Cependant, après plus de vingt années de règne, l’Empereur, souffrant de
calculs rénaux, est fatigué et affaibli. Avait–il encore les moyens de faire
face à la montée des oppositions ? Malgré le décret signé le 15 août
1859 et amnistiant les proscrits du coup d’État du 2 décembre, celle-ci se
faisait plus virulente grâce aux menées d’Adolphe Thiers qui demande devant
le Corps législatif le 11 janvier 1864 les cinq " libertés nécessaires "

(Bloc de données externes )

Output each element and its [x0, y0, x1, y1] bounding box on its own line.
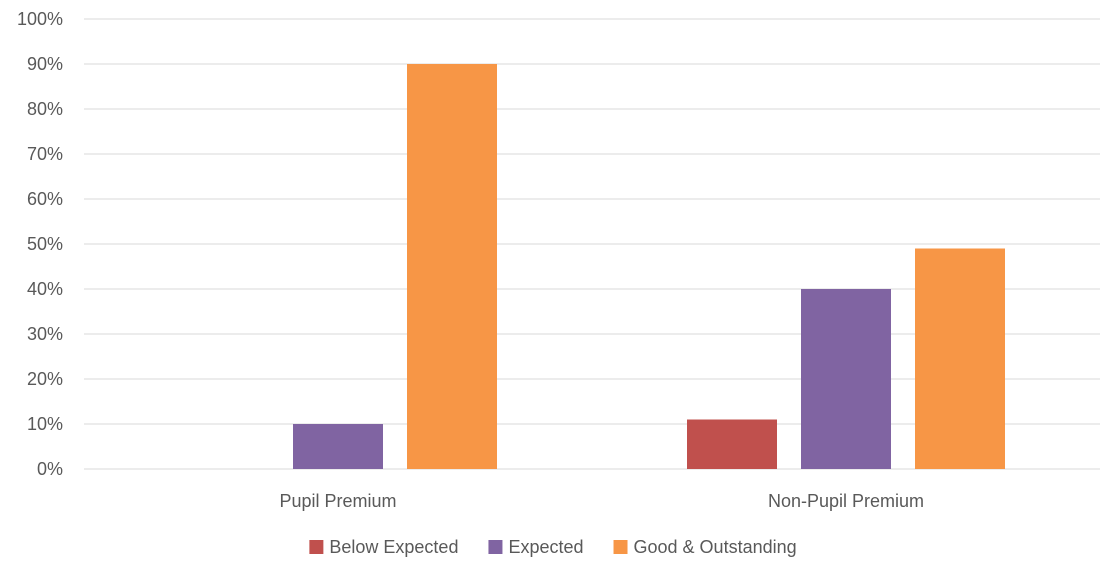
x-axis-category-labels: Pupil Premium Non-Pupil Premium	[279, 491, 924, 511]
legend-label: Below Expected	[329, 537, 458, 557]
legend-swatch	[613, 540, 628, 554]
y-tick-label: 30%	[27, 324, 63, 344]
legend-swatch	[488, 540, 503, 554]
y-tick-label: 90%	[27, 54, 63, 74]
bar-non-pupil-premium-below-expected	[687, 419, 777, 469]
bars	[293, 64, 1005, 469]
bar-non-pupil-premium-expected	[801, 289, 891, 469]
bar-non-pupil-premium-good-outstanding	[915, 248, 1005, 469]
y-tick-label: 100%	[17, 9, 63, 29]
y-axis-tick-labels: 0% 10% 20% 30% 40% 50% 60% 70% 80% 90% 100%	[17, 9, 63, 479]
x-category-label: Pupil Premium	[279, 491, 396, 511]
y-tick-label: 60%	[27, 189, 63, 209]
y-tick-label: 80%	[27, 99, 63, 119]
y-tick-label: 40%	[27, 279, 63, 299]
legend-label: Expected	[508, 537, 583, 557]
legend: Below Expected Expected Good & Outstanding	[309, 537, 797, 557]
y-tick-label: 70%	[27, 144, 63, 164]
gridlines	[84, 18, 1100, 470]
bar-pupil-premium-good-outstanding	[407, 64, 497, 469]
y-tick-label: 20%	[27, 369, 63, 389]
y-tick-label: 0%	[37, 459, 63, 479]
y-tick-label: 10%	[27, 414, 63, 434]
bar-pupil-premium-expected	[293, 424, 383, 469]
y-tick-label: 50%	[27, 234, 63, 254]
legend-label: Good & Outstanding	[634, 537, 797, 557]
x-category-label: Non-Pupil Premium	[768, 491, 924, 511]
legend-swatch	[309, 540, 324, 554]
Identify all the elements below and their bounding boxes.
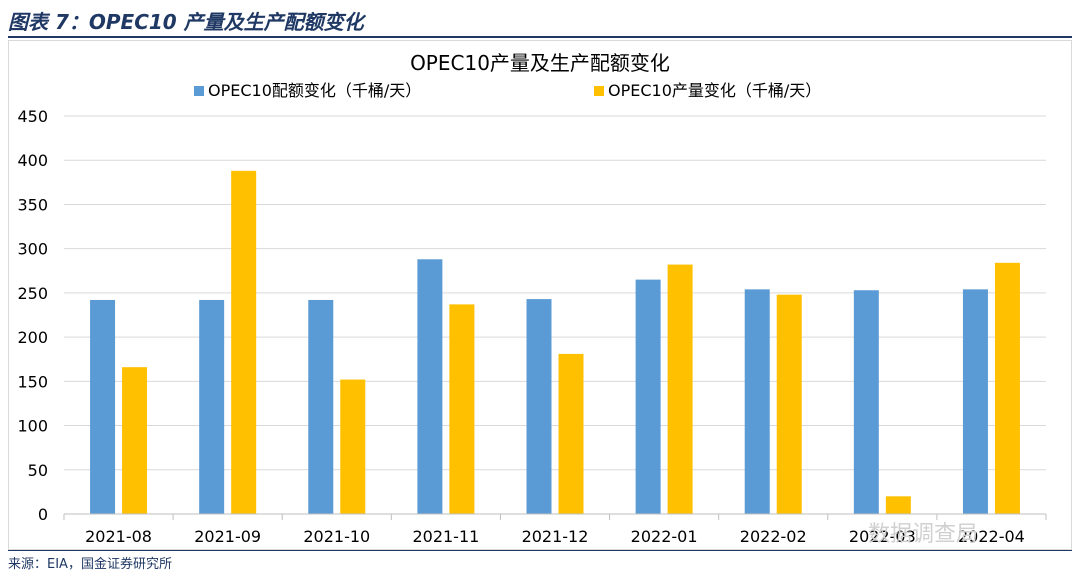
x-tick-label: 2021-08 [85,527,152,546]
production-bar [994,262,1020,514]
gridlines [64,115,1046,471]
production-bar [885,496,911,514]
production-bar [122,367,148,514]
production-bar [231,170,257,514]
quota-bar [526,299,552,514]
y-tick-label: 250 [17,284,48,303]
x-tick-label: 2022-04 [958,527,1025,546]
y-tick-label: 100 [17,417,48,436]
y-tick-label: 150 [17,372,48,391]
footer-rule [8,550,1072,551]
production-bar [776,294,802,514]
quota-bar [417,259,443,514]
x-tick-label: 2022-03 [849,527,916,546]
legend-label-quota: OPEC10配额变化（千桶/天） [208,81,421,100]
quota-bar [635,279,661,514]
quota-bar [962,289,988,514]
header-rule [8,36,1072,38]
legend: OPEC10配额变化（千桶/天） OPEC10产量变化（千桶/天） [194,81,821,100]
y-tick-label: 200 [17,328,48,347]
y-tick-label: 0 [38,505,48,524]
y-axis: 0 50 100 150 200 250 300 350 400 450 [17,107,48,524]
x-tick-label: 2022-01 [631,527,698,546]
x-tick-label: 2021-11 [412,527,479,546]
quota-bar [90,299,116,514]
y-tick-label: 350 [17,195,48,214]
x-axis: 2021-08 2021-09 2021-10 2021-11 2021-12 2022-… [63,513,1047,546]
y-tick-label: 450 [17,107,48,126]
quota-bar [308,299,334,514]
legend-label-production: OPEC10产量变化（千桶/天） [608,81,821,100]
bars [90,170,1020,514]
legend-swatch-production [594,86,604,96]
chart-title: OPEC10产量及生产配额变化 [410,51,670,75]
production-bar [558,353,584,514]
y-tick-label: 300 [17,240,48,259]
x-tick-label: 2021-10 [303,527,370,546]
x-tick-label: 2021-09 [194,527,261,546]
watermark: 数据调查局 [868,522,979,547]
legend-swatch-quota [194,86,204,96]
y-tick-label: 50 [28,461,48,480]
source-note: 来源：EIA，国金证券研究所 [8,557,172,572]
x-tick-label: 2022-02 [740,527,807,546]
quota-bar [199,299,225,514]
x-tick-label: 2021-12 [522,527,589,546]
production-bar [667,264,693,514]
figure-header: 图表 7：OPEC10 产量及生产配额变化 [0,0,1080,38]
y-tick-label: 400 [17,151,48,170]
figure-title: 图表 7：OPEC10 产量及生产配额变化 [8,10,364,34]
quota-bar [853,290,879,514]
quota-bar [744,289,770,514]
production-bar [449,304,475,514]
production-bar [340,379,366,514]
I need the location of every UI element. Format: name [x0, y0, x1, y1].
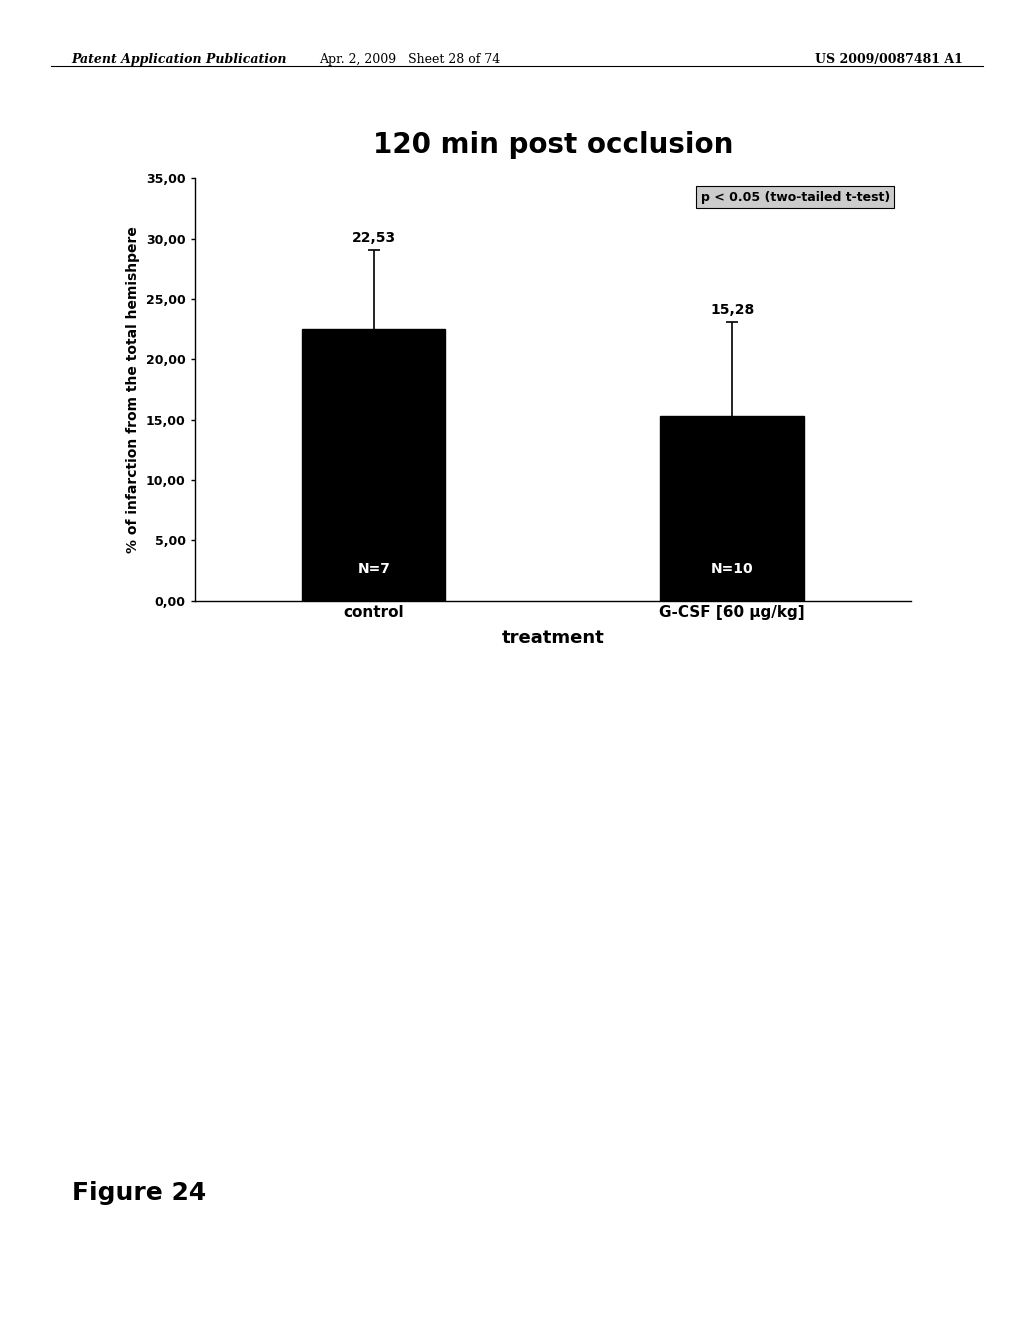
X-axis label: treatment: treatment — [502, 628, 604, 647]
Text: N=7: N=7 — [357, 562, 390, 577]
Text: Apr. 2, 2009   Sheet 28 of 74: Apr. 2, 2009 Sheet 28 of 74 — [318, 53, 501, 66]
Text: Patent Application Publication: Patent Application Publication — [72, 53, 287, 66]
Text: 22,53: 22,53 — [351, 231, 396, 246]
Title: 120 min post occlusion: 120 min post occlusion — [373, 131, 733, 160]
Text: Figure 24: Figure 24 — [72, 1181, 206, 1205]
Text: 15,28: 15,28 — [710, 304, 755, 317]
Text: US 2009/0087481 A1: US 2009/0087481 A1 — [815, 53, 963, 66]
Bar — [302, 329, 445, 601]
Text: p < 0.05 (two-tailed t-test): p < 0.05 (two-tailed t-test) — [700, 191, 890, 203]
Y-axis label: % of infarction from the total hemishpere: % of infarction from the total hemishper… — [126, 226, 140, 553]
Text: N=10: N=10 — [711, 562, 754, 577]
Bar — [660, 416, 804, 601]
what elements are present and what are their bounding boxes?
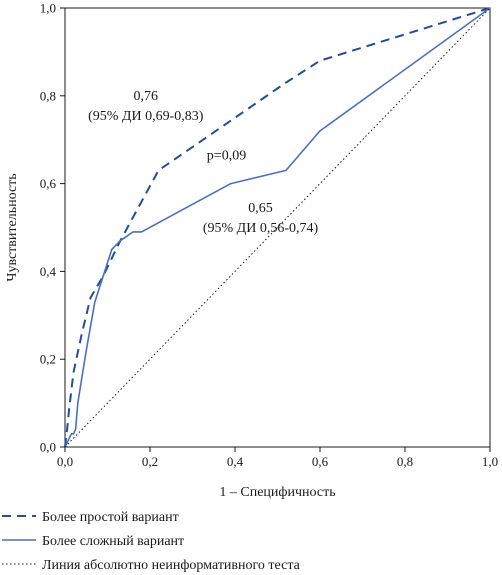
legend: Более простой вариант Более сложный вариа… [2, 510, 301, 573]
legend-label-3: Линия абсолютно неинформативного теста [42, 558, 301, 573]
legend-label-1: Более простой вариант [42, 510, 179, 525]
annotation-text: 0,65 [248, 201, 273, 216]
annotation-text: 0,76 [134, 89, 159, 104]
annotation-text: (95% ДИ 0,56-0,74) [203, 221, 319, 236]
annotations: 0,76 (95% ДИ 0,69-0,83) p=0,09 0,65 (95% ДИ … [88, 89, 318, 236]
series-line-2 [64, 7, 491, 448]
x-tick-label: 0,4 [227, 454, 244, 469]
series-line-3 [64, 7, 491, 448]
axis-ticks: 0,0 0,2 0,4 0,6 0,8 1,0 0,0 0,2 0,4 0,6 0,8 1,0 [40, 1, 498, 470]
x-tick-label: 0,8 [397, 454, 413, 469]
x-tick-label: 0,6 [312, 454, 329, 469]
y-tick-label: 0,8 [40, 88, 56, 103]
x-axis-title: 1 – Специфичность [219, 485, 335, 500]
y-tick-label: 0,4 [40, 264, 57, 279]
x-tick-label: 0,2 [142, 454, 158, 469]
legend-label-2: Более сложный вариант [42, 534, 184, 549]
x-tick-label: 0,0 [57, 454, 73, 469]
plot-area [64, 7, 491, 448]
x-tick-label: 1,0 [482, 454, 498, 469]
annotation-text: p=0,09 [207, 148, 246, 163]
y-tick-label: 0,6 [40, 176, 57, 191]
y-tick-label: 1,0 [40, 1, 56, 16]
series-line-1 [64, 7, 491, 448]
plot-frame [64, 7, 491, 448]
y-axis-title: Чувствительность [5, 173, 20, 281]
y-tick-label: 0,2 [40, 352, 56, 367]
y-tick-label: 0,0 [40, 440, 56, 455]
annotation-text: (95% ДИ 0,69-0,83) [88, 109, 204, 124]
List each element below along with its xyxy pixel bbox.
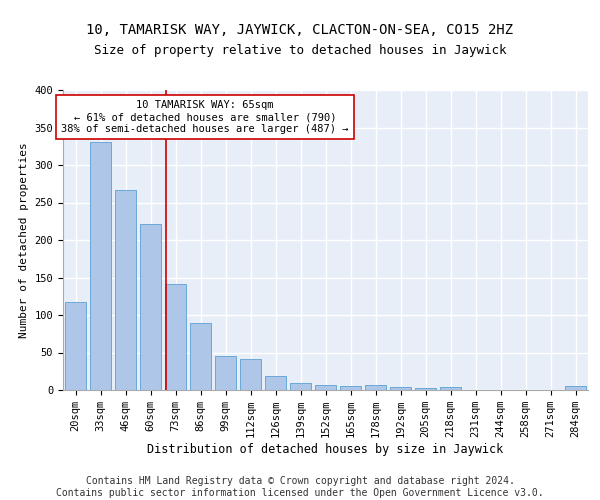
Bar <box>340 386 361 390</box>
Bar <box>240 359 261 390</box>
Bar <box>215 356 236 390</box>
Bar <box>65 302 86 390</box>
Bar <box>440 387 461 390</box>
Bar <box>415 388 436 390</box>
X-axis label: Distribution of detached houses by size in Jaywick: Distribution of detached houses by size … <box>148 443 503 456</box>
Bar <box>165 284 186 390</box>
Y-axis label: Number of detached properties: Number of detached properties <box>19 142 29 338</box>
Text: Size of property relative to detached houses in Jaywick: Size of property relative to detached ho… <box>94 44 506 57</box>
Bar <box>315 385 336 390</box>
Text: 10 TAMARISK WAY: 65sqm
← 61% of detached houses are smaller (790)
38% of semi-de: 10 TAMARISK WAY: 65sqm ← 61% of detached… <box>61 100 349 134</box>
Text: 10, TAMARISK WAY, JAYWICK, CLACTON-ON-SEA, CO15 2HZ: 10, TAMARISK WAY, JAYWICK, CLACTON-ON-SE… <box>86 22 514 36</box>
Bar <box>140 224 161 390</box>
Bar <box>115 190 136 390</box>
Bar <box>290 382 311 390</box>
Bar <box>190 322 211 390</box>
Bar <box>390 387 411 390</box>
Bar <box>565 386 586 390</box>
Bar <box>265 376 286 390</box>
Bar <box>365 385 386 390</box>
Bar <box>90 142 111 390</box>
Text: Contains HM Land Registry data © Crown copyright and database right 2024.
Contai: Contains HM Land Registry data © Crown c… <box>56 476 544 498</box>
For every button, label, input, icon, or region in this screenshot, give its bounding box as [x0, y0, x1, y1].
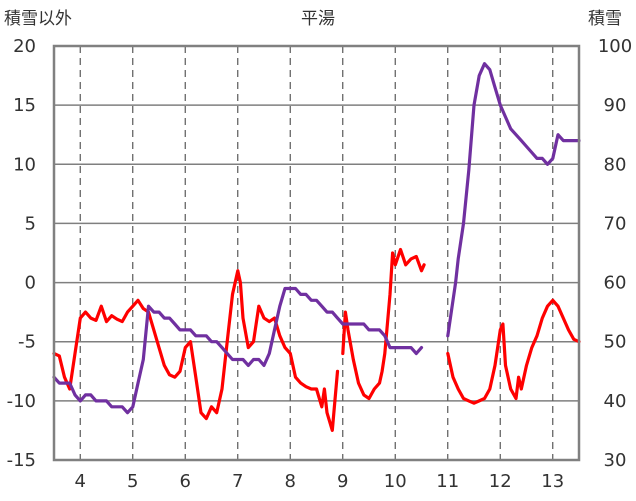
left-tick-label: 20 [13, 36, 36, 57]
left-tick-label: -15 [7, 450, 36, 471]
x-tick-label: 12 [489, 471, 512, 492]
left-tick-label: 0 [25, 273, 36, 294]
left-axis-title: 積雪以外 [4, 9, 72, 29]
right-tick-label: 50 [604, 332, 627, 353]
x-tick-label: 10 [384, 471, 407, 492]
chart-title: 平湯 [301, 9, 335, 29]
gridlines [54, 45, 579, 461]
series-line [52, 269, 340, 432]
x-tick-labels: 4 5 6 7 8 9 10 11 12 13 [75, 471, 565, 492]
left-tick-labels: 20 15 10 5 0 -5 -10 -15 [7, 36, 36, 471]
x-tick-label: 7 [232, 471, 243, 492]
x-tick-label: 8 [285, 471, 296, 492]
right-tick-label: 90 [604, 95, 627, 116]
right-tick-label: 40 [604, 391, 627, 412]
x-tick-label: 9 [337, 471, 348, 492]
series-line [446, 62, 581, 338]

et de Léon Gambetta qui mène une vigoureuse campagne à Belleville, lors des
élections législatives de 1869. Le monde ouvrier s’agite également, la loi
du 25 mai 1864 tolérant de nouveau les " coalitions " ouvrières
et les grèves pacifiques. L’Empereur s’est également aliéné le monde des
affaires par sa politique libre-échangiste avec le concurrent anglais. Et
l’autel, allié traditionnel du trône, s’est détourné du régime après
l’intervention française en Italie du Nord. Enfin, au mois de février 1867,
les troupes françaises doivent se retirer du Mexique où les avaient conduit
l’ambition née chez l’Empereur d’une alliance avec l’Autriche. Les
nations européennes assistent d’ailleurs pendant ces années à la montée en
puissance de la Prusse.
Ainsi, le chancelier prussien Bismarck entend provoquer un conflit avec le
voisin français afin de cimenter l’unité de l’Allemagne. La candidature
d'un Hohenzollern au trône vacant d'Espagne suscite bientôt l'hostilité de
Napoléon III. Celui-ci obtient la renonciation du prétendant, non celle des
autorités prussienne. Le 13 juillet 1870, Bismarck adresse à l'intention de la
presse un texte provocateur, la Dépêche d'Ems, où il affirme que
Guillaume Ier a refusé de rencontrer l'ambassadeur français. Le
19 juillet 1870 et après le vote par le Corps législatif des crédits nécessaires
à la mobilisation, la France déclare alors la guerre à la Prusse. Le
commencement du conflit est marqué par une série de défaites à l’Est. Plutôt
que d'utiliser ses troupes pour protéger Paris, Napoléon III se laisse alors
convaincre, après plusieurs jours d'hésitation, d'entreprendre de délivrer
Bazaine enfermé dans Metz. Le 1er septembre 1870, le souverain et les troupes françaises sont encerclées à Sedan. Après une journée de
combats, l'Empereur choisit de se rendre. Il refuse cependant de traiter avec
les autorités allemandes. La responsabilité en incombe donc à l'Impératrice,
régente de l'Empire, et au Gouvernement.
Cependant, le 4 septembre, la foule des parisiens envahit le Palais-Bourbon,
Gambetta y annonce la fin du Second Empire. Plus tard, à l'Hôtel-de-Ville, il
se joint à Jules Ferry et Jules Favre pour proclamer la République. Un
Gouvernement provisoire est alors formé tandis que l'Impératrice et le Prince
Impérial gagnent Deauville et s'exilent bientôt à Londres. L'Empereur déchu
est emmené en captivité en Allemagne le 5 septembre 1870. Il demeure ainsi au
château de Wilhelmshohe, près de Kassel, jusqu'au mois de mars 1871. Commence
alors un dernier exil en Angleterre où Louis-Napoléon Bonaparte a rejoint sa
famille. Souffrant depuis plusieurs années de la présence d'une pierre dans la
vessie, il est opéré le 2 janvier 1873. Quelques jours plus tard, le 9 janvier
1873, Louis-Napoléon Bonaparte décède, dans sa résidence
de Camden Place, à Chislehurst, dans le Kent. Les funérailles, qui ont lieu le
15 janvier suivant, rassemblent une foule imposante - dont 4.000 Français ayant
traversé la Manche pour rendre un dernier hommage à l'ex-Empereur. Depuis
1888, ce dernier repose au monastère de
Farnborough, dans le sud de l’Angleterre.